FILE PHOTO: A woman shops for cooking oil made from oil palms at a supermarket in Jakarta, Indonesia, March 27, 2022. REUTERS/Willy Kurniawan/File Photo

FILE PHOTO: A woman shops for cooking oil made from oil palms at a supermarket in Jakarta, Indonesia, March 27, 2022. REUTERS/Willy Kurniawan/File Photo

JAKARTA : Indonesia, the world's biggest palm oil exporter, will next month remove a subsidy on bulk cooking oil and replace it with a price cap on the raw materials sold to local refiners, a senior official said on Tuesday.

Indonesia allowed the resumption of exports of crude palm oil and its derivatives from Monday but will implement a policy of obligatory domestic sales at a certain price level, known as a domestic market obligation (DMO), to secure the supply of the vegetable oil at home.

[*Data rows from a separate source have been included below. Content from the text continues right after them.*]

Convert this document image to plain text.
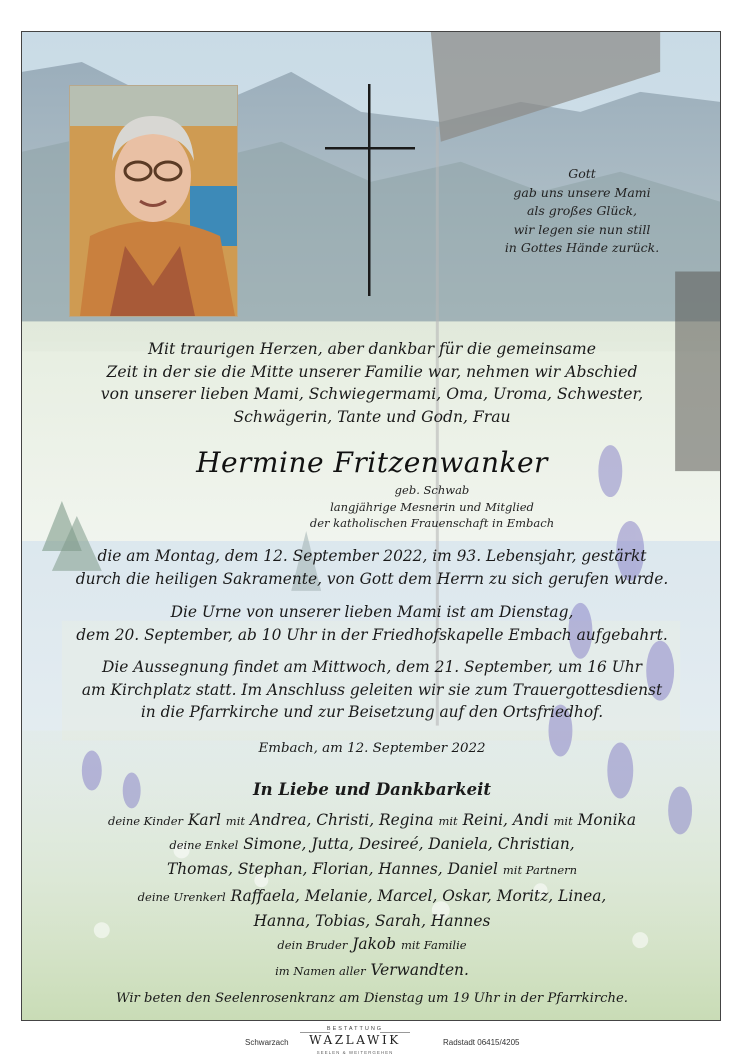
Gott
gab uns unsere Mami
als großes Glück,
wir legen sie nun still
in Gottes Hände zurück.
Mit traurigen Herzen, aber dankbar für die gemeinsame
Zeit in der sie die Mitte unserer Familie war, nehmen wir Abschied
von unserer lieben Mami, Schwiegermami, Oma, Uroma, Schwester,
Schwägerin, Tante und Godn, Frau
Hermine Fritzenwanker
geb. Schwab
langjährige Mesnerin und Mitglied
der katholischen Frauenschaft in Embach
die am Montag, dem 12. September 2022, im 93. Lebensjahr, gestärkt
durch die heiligen Sakramente, von Gott dem Herrn zu sich gerufen wurde.
Die Urne von unserer lieben Mami ist am Dienstag,
dem 20. September, ab 10 Uhr in der Friedhofskapelle Embach aufgebahrt.
Die Aussegnung findet am Mittwoch, dem 21. September, um 16 Uhr
am Kirchplatz statt. Im Anschluss geleiten wir sie zum Trauergottesdienst
in die Pfarrkirche und zur Beisetzung auf den Ortsfriedhof.
Embach, am 12. September 2022
In Liebe und Dankbarkeit
deine Kinder Karl mit Andrea, Christi, Regina mit Reini, Andi mit Monika
deine Enkel Simone, Jutta, Desireé, Daniela, Christian,
Thomas, Stephan, Florian, Hannes, Daniel mit Partnern
deine Urenkerl Raffaela, Melanie, Marcel, Oskar, Moritz, Linea,
Hanna, Tobias, Sarah, Hannes
dein Bruder Jakob mit Familie
im Namen aller Verwandten.
Wir beten den Seelenrosenkranz am Dienstag um 19 Uhr in der Pfarrkirche.
Schwarzach
BESTATTUNG
WAZLAWIK
SEELEN & WEITERGEHEN
Radstadt 06415/4205
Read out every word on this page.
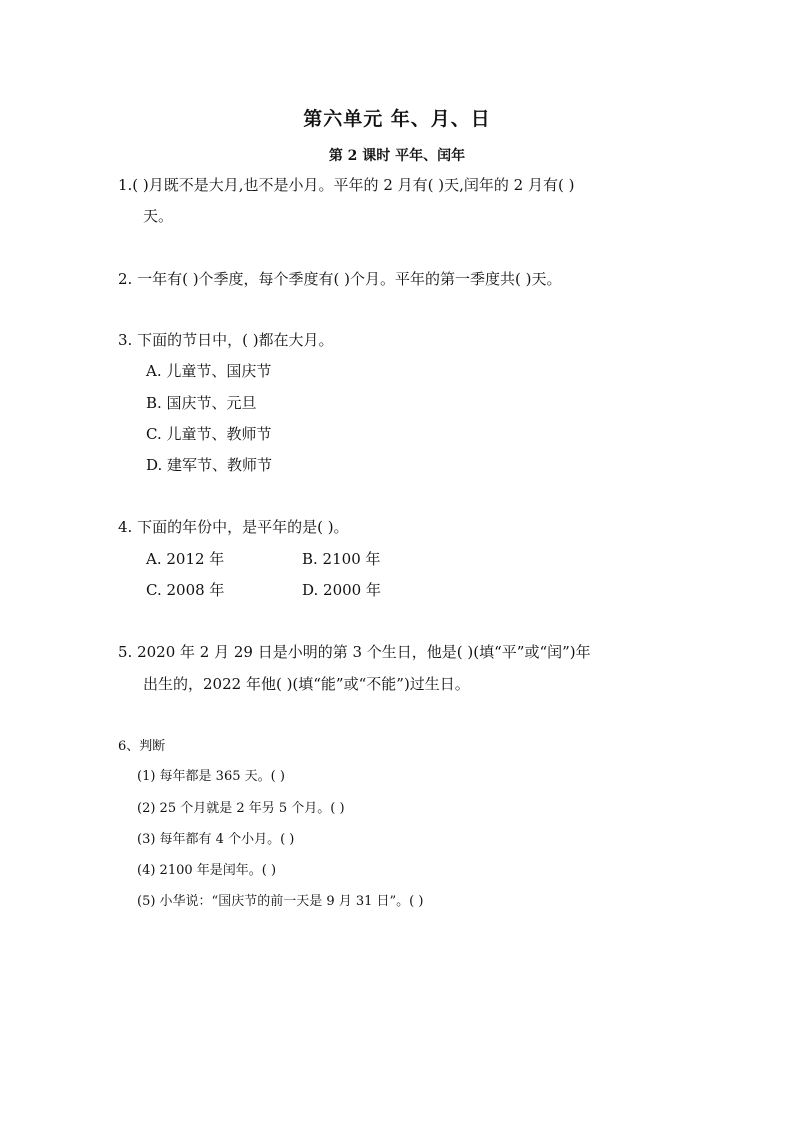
第六单元 年、月、日
第 2 课时 平年、闰年
1.( )月既不是大月,也不是小月。平年的 2 月有( )天,闰年的 2 月有( )
天。
2. 一年有( )个季度，每个季度有( )个月。平年的第一季度共( )天。
3. 下面的节日中，( )都在大月。
A. 儿童节、国庆节
B. 国庆节、元旦
C. 儿童节、教师节
D. 建军节、教师节
4. 下面的年份中，是平年的是( )。
A. 2012 年	B. 2100 年
C. 2008 年	D. 2000 年
5. 2020 年 2 月 29 日是小明的第 3 个生日，他是( )(填“平”或“闰”)年
出生的，2022 年他( )(填“能”或“不能”)过生日。
6、判断
(1) 每年都是 365 天。( )
(2) 25 个月就是 2 年另 5 个月。( )
(3) 每年都有 4 个小月。( )
(4) 2100 年是闰年。( )
(5) 小华说：“国庆节的前一天是 9 月 31 日”。( )
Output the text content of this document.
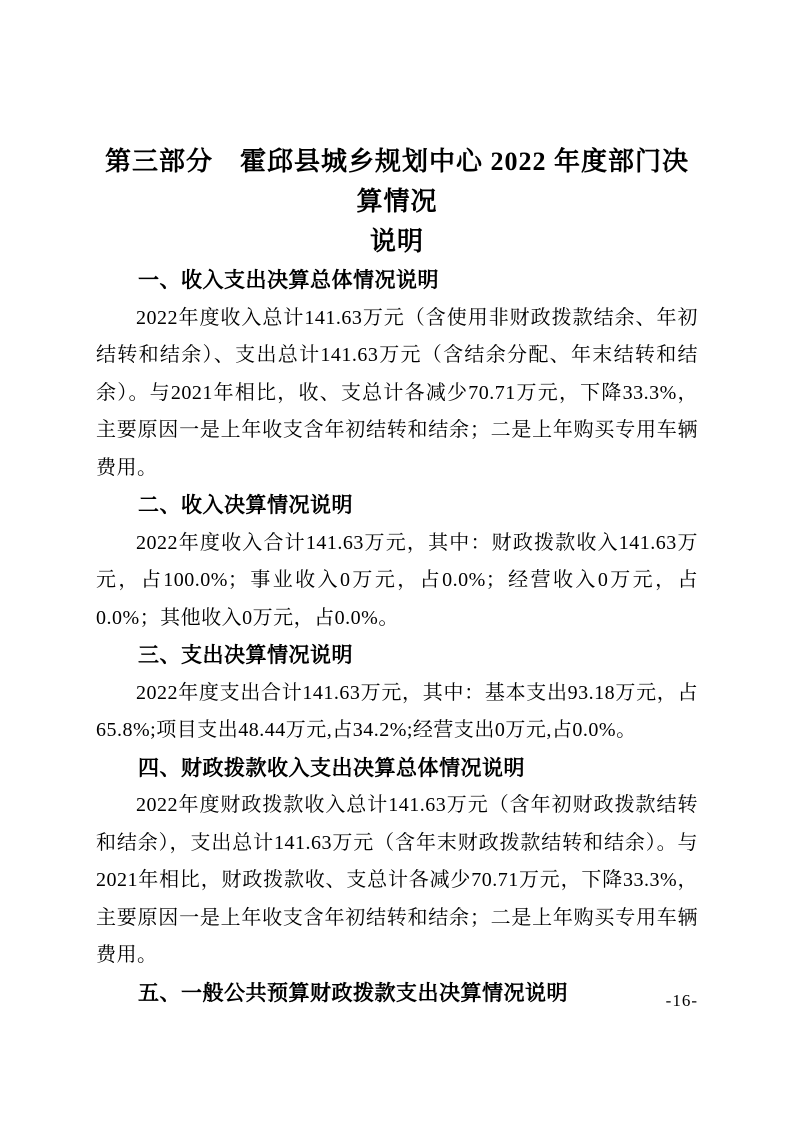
第三部分　霍邱县城乡规划中心 2022 年度部门决算情况
说明
一、收入支出决算总体情况说明

2022年度收入总计141.63万元（含使用非财政拨款结余、年初结转和结余）、支出总计141.63万元（含结余分配、年末结转和结余）。与2021年相比，收、支总计各减少70.71万元，下降33.3%，主要原因一是上年收支含年初结转和结余；二是上年购买专用车辆费用。

二、收入决算情况说明

2022年度收入合计141.63万元，其中：财政拨款收入141.63万元，占100.0%；事业收入0万元，占0.0%；经营收入0万元，占0.0%；其他收入0万元，占0.0%。

三、支出决算情况说明

2022年度支出合计141.63万元，其中：基本支出93.18万元，占65.8%;项目支出48.44万元,占34.2%;经营支出0万元,占0.0%。

四、财政拨款收入支出决算总体情况说明

2022年度财政拨款收入总计141.63万元（含年初财政拨款结转和结余），支出总计141.63万元（含年末财政拨款结转和结余）。与2021年相比，财政拨款收、支总计各减少70.71万元，下降33.3%，主要原因一是上年收支含年初结转和结余；二是上年购买专用车辆费用。

五、一般公共预算财政拨款支出决算情况说明	-16-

The government has struggled to lower prices of cooking oil this year, despite earlier, unsuccessful measures to control exports using the DMO policy.

A three-week ban removed on Monday has helped to stabilise bulk cooking oil prices at around 17,000 rupiah per litre, though still above the targeted 14,000 rupiah price.

Indonesia produces about 60per cent of the world's palm oil and repeated changes in its export policies this year have shaken global markets at a time of uncertain edible oil supplies caused by the war in Ukraine.

Putu Juli Ardika, Director General for agriculture at the Industry Ministry, told a parliamentary hearing that a subsidy provided to cooking oil makers to help control retail prices will be stopped after May 31, when the government will put in place a new policy to control the raw material price.

Chief economic minister Airlangga Hartarto in an interview on the sidelines of the World Economic Forum in Davos said the government was aiming for a 20per cent DMO on exports of palm oil, meaning companies must provide a fifth of their supply to the local market.

"At the moment, (the DMO) is 30per cent, but it will get reduced to 20per cent if oil prices fall," he said.

Indonesia's Trade Ministry on Monday issued rules stating that companies must obtain an export permit that would be granted only to those able to meet DMO.